Alibaba Unveils Wan 2.5-Preview: Unified AI for Synchronized Text, Image, Video, and Audio Creation
Alibaba today announced Wan 2.5-Preview, a natively multimodal model that brings understanding and generation across text, images, video, and audio into one architecture. Available in public preview through Alibaba Cloud Model Studio’s Wan text-to-video preview, the release centers on joint multimodal training and reinforcement learning from human feedback (RLHF) to improve instruction following, visual fidelity, and synchronized audio-visual output.

Native multimodality as the core design
Unlike systems that connect separate models for different media types, Wan 2.5-Preview uses a unified backbone trained jointly on textual, auditory, and visual data.
One model, many modalities: the same system is designed to understand context across words, visuals, and sound, and generate them together with tight, consistent alignment.
For creators, marketers, and brand teams, that unification matters because it reduces friction between ideation and finished assets. With multimodal inputs such as text, reference images, and even audio, the model is positioned to keep timing, tone, and style coherent across everything it produces.
Video: synchronized audio-visual generation with cinematic control
Wan 2.5-Preview’s headline capability is native audio-visual generation.

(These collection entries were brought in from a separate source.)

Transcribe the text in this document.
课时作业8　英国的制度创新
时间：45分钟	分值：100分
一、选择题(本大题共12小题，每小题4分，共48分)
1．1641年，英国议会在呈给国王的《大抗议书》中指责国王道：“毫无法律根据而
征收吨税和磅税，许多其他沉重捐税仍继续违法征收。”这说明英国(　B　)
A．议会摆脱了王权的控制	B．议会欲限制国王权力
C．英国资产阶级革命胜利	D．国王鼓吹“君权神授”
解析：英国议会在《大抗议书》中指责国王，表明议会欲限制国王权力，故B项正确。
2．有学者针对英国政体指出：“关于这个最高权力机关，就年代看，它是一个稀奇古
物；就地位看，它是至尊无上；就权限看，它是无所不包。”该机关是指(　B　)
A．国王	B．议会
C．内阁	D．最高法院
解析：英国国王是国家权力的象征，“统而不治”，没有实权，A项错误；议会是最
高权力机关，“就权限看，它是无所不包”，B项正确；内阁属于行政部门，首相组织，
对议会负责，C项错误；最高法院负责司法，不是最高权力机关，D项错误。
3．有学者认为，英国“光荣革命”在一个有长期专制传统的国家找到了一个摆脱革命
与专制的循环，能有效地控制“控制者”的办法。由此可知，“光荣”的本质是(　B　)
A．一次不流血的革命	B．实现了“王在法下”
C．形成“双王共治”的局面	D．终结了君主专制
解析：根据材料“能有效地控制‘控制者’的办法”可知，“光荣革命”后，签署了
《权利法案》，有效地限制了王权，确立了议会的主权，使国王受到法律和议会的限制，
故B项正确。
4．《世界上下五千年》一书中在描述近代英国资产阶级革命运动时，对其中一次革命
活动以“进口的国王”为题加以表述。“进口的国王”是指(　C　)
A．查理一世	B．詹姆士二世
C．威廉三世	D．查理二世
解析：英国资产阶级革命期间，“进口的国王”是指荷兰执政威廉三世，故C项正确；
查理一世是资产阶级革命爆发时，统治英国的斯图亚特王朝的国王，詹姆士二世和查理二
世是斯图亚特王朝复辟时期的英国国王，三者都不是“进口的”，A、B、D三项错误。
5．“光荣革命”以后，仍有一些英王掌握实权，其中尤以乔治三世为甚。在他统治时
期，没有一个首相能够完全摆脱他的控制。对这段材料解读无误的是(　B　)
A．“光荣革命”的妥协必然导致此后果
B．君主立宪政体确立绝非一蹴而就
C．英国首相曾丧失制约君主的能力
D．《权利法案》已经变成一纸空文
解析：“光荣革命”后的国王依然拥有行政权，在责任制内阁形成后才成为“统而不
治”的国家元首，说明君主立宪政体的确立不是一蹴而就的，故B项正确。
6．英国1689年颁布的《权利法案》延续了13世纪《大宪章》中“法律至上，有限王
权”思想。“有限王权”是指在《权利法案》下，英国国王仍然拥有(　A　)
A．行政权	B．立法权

The model produces up to 10-second 1080p clips in a single pass with synchronized vocals, music, and sound effects aligned to on-screen motion and scene changes.
- Audio built-in: support for narration, multi-person vocals, ambient sound, and background music without manual post-sync.
- Multimodal prompting: guide a clip’s look, pacing, and soundtrack with text, reference images, or audio stems in one workflow.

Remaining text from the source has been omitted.